Está en juego el título de la primera categoría de este deporte y ante la perspectiva de que Lorenzo le pudiera arrebatar el triunfo, comenzó por urdir una perversa campaña, según la cual, Marc Márquez ayudaría a su compatriota para derrotarle. En la anterior prueba, probablemente, muchos españoles pensaron que Márquez podía echar una mano y, sin embargo, no se clasificó delante del italiano con lo que Lorenzo no restó más puntos en la general.

La carrera del incidente dejó claro que Márquez no tenía porqué ayudar a Lorenzo, pero tampoco perjudicarle y de ahí que luchara con Rossi. Era un mano a mano en el que se podía beneficiar un tercero. El italiano, en vista de que no se podía quitar de encima a Márquez, y consecuentemente podía perder más puntos con lo que la distancia entre él y Lorenzo se acortaría, optó por la peor maniobra que podía protagonizar un deportista. De una patada lanzó al suelo a Márquez. Afortunadamente, éste no sufrió ninguna lesión grave. Quizá por ello, porque de la caída no se pudo redactar un parte facultativo que expresara la gravedad del hecho, los jueces se llamaron andana y castigaron a Rossi con un cachete.

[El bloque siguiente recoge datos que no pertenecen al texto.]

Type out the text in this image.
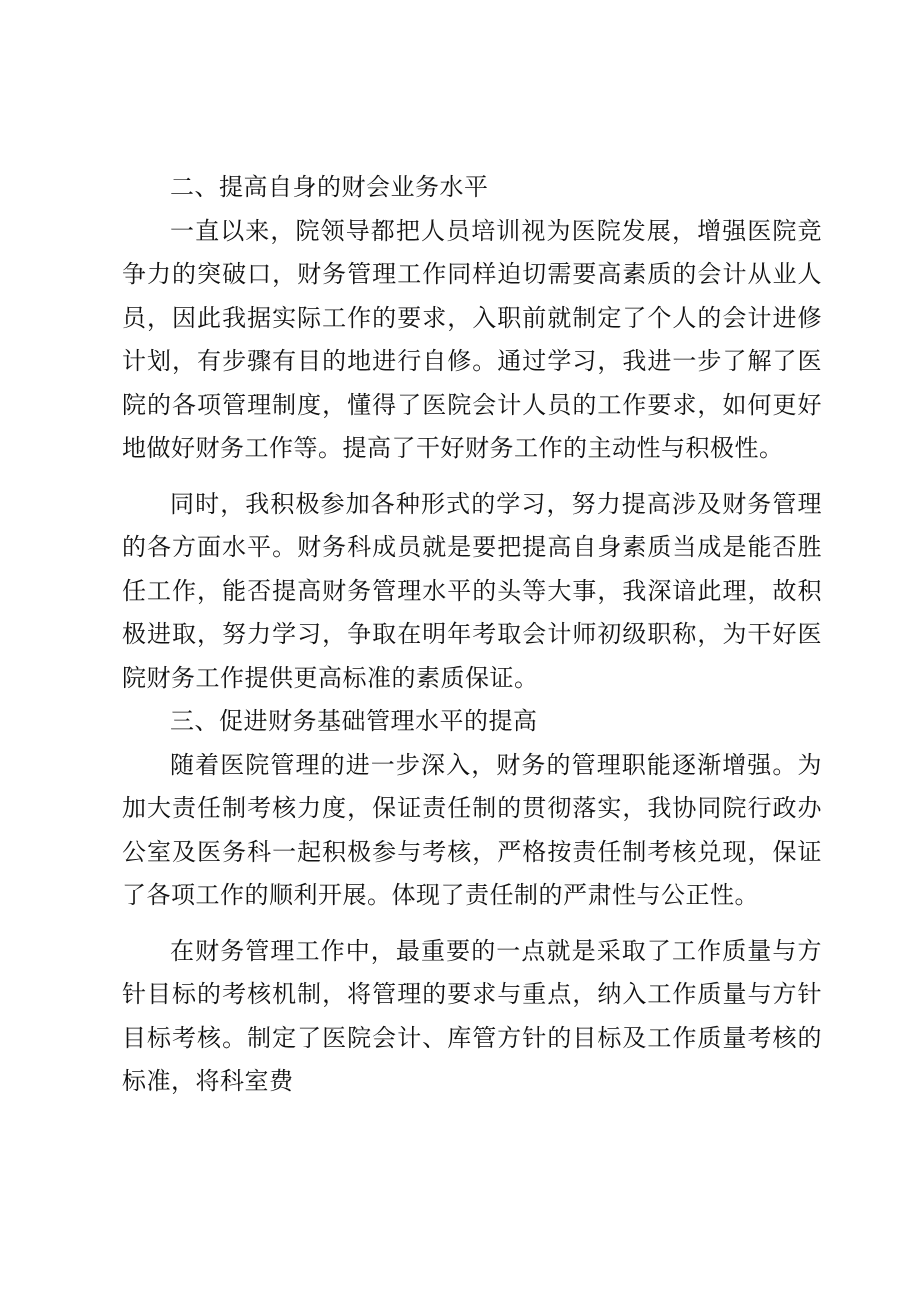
二、提高自身的财会业务水平

一直以来，院领导都把人员培训视为医院发展，增强医院竞争力的突破口，财务管理工作同样迫切需要高素质的会计从业人员，因此我据实际工作的要求，入职前就制定了个人的会计进修计划，有步骤有目的地进行自修。通过学习，我进一步了解了医院的各项管理制度，懂得了医院会计人员的工作要求，如何更好地做好财务工作等。提高了干好财务工作的主动性与积极性。

同时，我积极参加各种形式的学习，努力提高涉及财务管理的各方面水平。财务科成员就是要把提高自身素质当成是能否胜任工作，能否提高财务管理水平的头等大事，我深谙此理，故积极进取，努力学习，争取在明年考取会计师初级职称，为干好医院财务工作提供更高标准的素质保证。

三、促进财务基础管理水平的提高

随着医院管理的进一步深入，财务的管理职能逐渐增强。为加大责任制考核力度，保证责任制的贯彻落实，我协同院行政办公室及医务科一起积极参与考核，严格按责任制考核兑现，保证了各项工作的顺利开展。体现了责任制的严肃性与公正性。

在财务管理工作中，最重要的一点就是采取了工作质量与方针目标的考核机制，将管理的要求与重点，纳入工作质量与方针目标考核。制定了医院会计、库管方针的目标及工作质量考核的标准，将科室费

Los responsables de la ética en las pruebas, y al tiempo veladores por la pulcritud de las carreras, dictaron sentencia vergonzosa. Lo mínimo habría sido su descalificación en la prueba. Dejarle en el último lugar en la parrilla de Cheste es tanto como bendecir lo que hizo. Creo que ningún jurado deportivo habría pasado por alto la gravedad del hecho. Rossi, por tantas ocasiones elogiado y admirado ha dejado de ser quien fue. Ha pasado a ser un deportista despreciable.

Posdata. El jurado de los mundiales y Rossi se han ciscado en la ética. ¡Vaya tropa!